“You misunderstood me,” Klaus said quickly. “All I meant was that it’s easier to research something that’s interesting.”
“You sound like Fiona,” the captain said. “When I want her to research the life of Herman Melville, she works slowly, but she’s quick as a whip when the subject is mushrooms.”
“Mushrooms?” Klaus asked. “Are you a mycologist?”
Fiona smiled, and her eyes grew wide behind her triangular glasses. “I never thought I’d meet someone who knew that word,” she said. “Besides me. Yes, I’m a mycologist. I’ve been interested in fungi all my life. If we have time, I’ll show you my mycological library.”
“Time?” Captain Widdershins repeated. “We don’t have time for fungus books! Aye! We don’t have time for you two to do all that flirting, either!”
“We’re not flirting!” Fiona said. “We’re having a conversation.”
“It looked like flirting to me,” the captain said. “Aye!”
“Why don’t you tell us about your research,” Violet said to Klaus, knowing that her brother would rather talk about the tidal charts than his personal life. Klaus gave her a grateful smile and pointed to a point on the chart.
“If my calculations are correct,” he said, “the sugar bowl would have been carried down the same tributary we went down in the toboggan. The prevailing currents of the stream lead all the way down here, where the sea begins.”

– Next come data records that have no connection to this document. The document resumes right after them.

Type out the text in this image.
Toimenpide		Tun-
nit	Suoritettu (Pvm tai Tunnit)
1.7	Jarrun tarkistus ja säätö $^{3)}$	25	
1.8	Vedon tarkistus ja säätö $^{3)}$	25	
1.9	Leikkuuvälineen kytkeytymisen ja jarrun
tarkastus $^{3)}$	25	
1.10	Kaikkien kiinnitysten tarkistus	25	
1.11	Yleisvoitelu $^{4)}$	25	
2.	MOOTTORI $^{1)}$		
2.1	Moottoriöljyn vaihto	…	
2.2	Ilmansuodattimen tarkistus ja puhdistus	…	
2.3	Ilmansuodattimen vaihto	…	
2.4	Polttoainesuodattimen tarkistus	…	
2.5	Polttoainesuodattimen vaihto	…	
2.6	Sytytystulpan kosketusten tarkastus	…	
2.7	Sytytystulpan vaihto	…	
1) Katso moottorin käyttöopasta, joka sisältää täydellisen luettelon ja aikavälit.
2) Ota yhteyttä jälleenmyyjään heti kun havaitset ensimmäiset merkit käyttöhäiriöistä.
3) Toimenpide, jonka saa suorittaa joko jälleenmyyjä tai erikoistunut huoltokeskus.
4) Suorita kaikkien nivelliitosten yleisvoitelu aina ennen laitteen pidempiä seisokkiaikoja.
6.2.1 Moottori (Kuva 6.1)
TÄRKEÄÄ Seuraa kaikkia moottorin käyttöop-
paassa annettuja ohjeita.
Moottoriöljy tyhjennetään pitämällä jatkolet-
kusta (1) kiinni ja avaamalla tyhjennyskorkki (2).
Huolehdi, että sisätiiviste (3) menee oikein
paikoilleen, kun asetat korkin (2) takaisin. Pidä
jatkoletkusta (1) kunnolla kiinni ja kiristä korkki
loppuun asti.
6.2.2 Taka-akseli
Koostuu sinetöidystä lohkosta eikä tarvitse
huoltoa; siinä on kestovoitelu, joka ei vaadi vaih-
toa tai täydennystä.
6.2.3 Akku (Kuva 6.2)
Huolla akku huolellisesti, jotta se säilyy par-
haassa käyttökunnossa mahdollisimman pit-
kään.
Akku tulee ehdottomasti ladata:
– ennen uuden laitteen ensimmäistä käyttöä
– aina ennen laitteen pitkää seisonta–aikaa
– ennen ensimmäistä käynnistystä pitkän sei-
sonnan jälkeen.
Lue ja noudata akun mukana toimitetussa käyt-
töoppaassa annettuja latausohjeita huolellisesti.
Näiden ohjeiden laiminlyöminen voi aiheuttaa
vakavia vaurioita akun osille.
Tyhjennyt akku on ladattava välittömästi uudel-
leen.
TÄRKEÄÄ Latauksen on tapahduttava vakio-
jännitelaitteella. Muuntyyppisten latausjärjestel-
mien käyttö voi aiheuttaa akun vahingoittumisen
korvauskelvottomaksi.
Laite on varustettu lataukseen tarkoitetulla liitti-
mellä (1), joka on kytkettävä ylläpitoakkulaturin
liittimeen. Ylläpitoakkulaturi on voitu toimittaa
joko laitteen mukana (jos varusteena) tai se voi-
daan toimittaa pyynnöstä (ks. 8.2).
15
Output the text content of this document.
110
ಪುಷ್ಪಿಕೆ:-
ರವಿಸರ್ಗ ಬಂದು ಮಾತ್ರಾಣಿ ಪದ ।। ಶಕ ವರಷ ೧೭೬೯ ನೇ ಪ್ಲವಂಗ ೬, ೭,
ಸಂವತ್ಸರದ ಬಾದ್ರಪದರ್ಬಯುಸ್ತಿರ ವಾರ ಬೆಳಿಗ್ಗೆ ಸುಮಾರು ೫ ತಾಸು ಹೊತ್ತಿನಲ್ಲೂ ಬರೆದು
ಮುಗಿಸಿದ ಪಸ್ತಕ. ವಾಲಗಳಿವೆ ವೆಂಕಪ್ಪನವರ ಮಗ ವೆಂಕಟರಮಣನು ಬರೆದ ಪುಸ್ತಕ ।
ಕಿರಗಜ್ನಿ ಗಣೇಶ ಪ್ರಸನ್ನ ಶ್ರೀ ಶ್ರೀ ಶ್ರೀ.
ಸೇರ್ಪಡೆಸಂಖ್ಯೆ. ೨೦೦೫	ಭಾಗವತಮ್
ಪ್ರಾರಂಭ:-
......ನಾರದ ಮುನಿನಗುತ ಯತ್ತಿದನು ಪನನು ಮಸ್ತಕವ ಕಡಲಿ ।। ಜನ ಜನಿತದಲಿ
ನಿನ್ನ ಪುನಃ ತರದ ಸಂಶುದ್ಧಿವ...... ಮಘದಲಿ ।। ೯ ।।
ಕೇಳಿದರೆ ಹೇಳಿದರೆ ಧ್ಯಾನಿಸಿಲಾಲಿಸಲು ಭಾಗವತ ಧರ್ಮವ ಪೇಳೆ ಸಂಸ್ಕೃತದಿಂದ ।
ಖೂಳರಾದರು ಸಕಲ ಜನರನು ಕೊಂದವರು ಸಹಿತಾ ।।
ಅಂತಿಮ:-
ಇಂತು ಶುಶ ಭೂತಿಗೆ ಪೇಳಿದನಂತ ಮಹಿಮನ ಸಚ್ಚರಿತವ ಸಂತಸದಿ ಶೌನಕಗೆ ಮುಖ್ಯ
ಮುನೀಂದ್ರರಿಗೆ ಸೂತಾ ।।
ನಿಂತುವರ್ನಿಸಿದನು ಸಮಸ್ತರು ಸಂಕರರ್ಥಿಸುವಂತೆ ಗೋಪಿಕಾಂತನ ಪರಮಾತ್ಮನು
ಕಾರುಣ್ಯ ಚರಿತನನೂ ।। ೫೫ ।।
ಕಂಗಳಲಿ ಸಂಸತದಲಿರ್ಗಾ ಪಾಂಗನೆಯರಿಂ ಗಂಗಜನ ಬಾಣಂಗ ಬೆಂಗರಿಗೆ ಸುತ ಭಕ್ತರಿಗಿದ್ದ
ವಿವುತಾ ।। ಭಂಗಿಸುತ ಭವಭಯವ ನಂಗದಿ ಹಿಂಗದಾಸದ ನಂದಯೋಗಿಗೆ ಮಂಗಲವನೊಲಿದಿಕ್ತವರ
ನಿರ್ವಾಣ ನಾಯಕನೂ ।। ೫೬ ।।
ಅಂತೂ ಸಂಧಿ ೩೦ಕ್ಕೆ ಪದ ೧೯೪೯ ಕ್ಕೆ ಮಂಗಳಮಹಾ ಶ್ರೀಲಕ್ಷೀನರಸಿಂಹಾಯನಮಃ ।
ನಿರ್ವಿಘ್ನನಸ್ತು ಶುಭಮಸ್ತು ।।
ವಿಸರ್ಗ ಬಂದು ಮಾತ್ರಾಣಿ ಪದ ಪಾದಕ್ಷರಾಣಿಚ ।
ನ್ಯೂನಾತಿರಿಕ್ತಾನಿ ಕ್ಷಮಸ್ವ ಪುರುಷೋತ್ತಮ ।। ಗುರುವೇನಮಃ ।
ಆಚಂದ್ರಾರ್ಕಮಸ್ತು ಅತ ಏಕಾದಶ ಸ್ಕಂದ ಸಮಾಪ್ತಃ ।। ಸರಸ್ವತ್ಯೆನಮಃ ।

“So it was carried out to sea,” Violet said.
“I think so,” Klaus said. “And we can see here that the tides would move it away from Sontag Shore in a northeasterly direction.”
“Sink?” Sunny asked, which meant something like, “Wouldn’t the sugar bowl just drift to the ocean floor?”
“It’s too small,” Klaus said. “Oceans are in constant motion, and an object that falls into the sea could end up miles away. It appears that the tides and currents in this part of the ocean would take the sugar bowl past the Gulag Archipelago here, and then head down toward the Mediocre Barrier Reef before turning at this point here, which is marked ‘A.A.’ Do you know what that is, Captain? It looks like some sort of floating structure.”
The captain sighed, and raised one finger to fiddle with the curl of his mustache. “Aye,” he said sadly. “Anwhistle Aquatics. It’s a marine research center and a rhetorical advice service—or it was. It burned down.”
“Anwhistle?” Violet asked. “That was Aunt Josephine’s last name.”
“Aye,” the captain said. “Anwhistle Aquatics was founded by Gregor Anwhistle, the famous ichnologist and Josephine’s brother-in-law. But all that’s ancient history. Where did the sugar bowl go next?”
The Baudelaires would have preferred to learn more, but knew better than to argue with the captain, and Klaus pointed to a small oval on the chart to continue his report. “This is the part that confuses me,” he said. “You see this oval, right next to Anwhistle Aquatics? It’s marked ‘G.G.,’ but there’s no other explanation.”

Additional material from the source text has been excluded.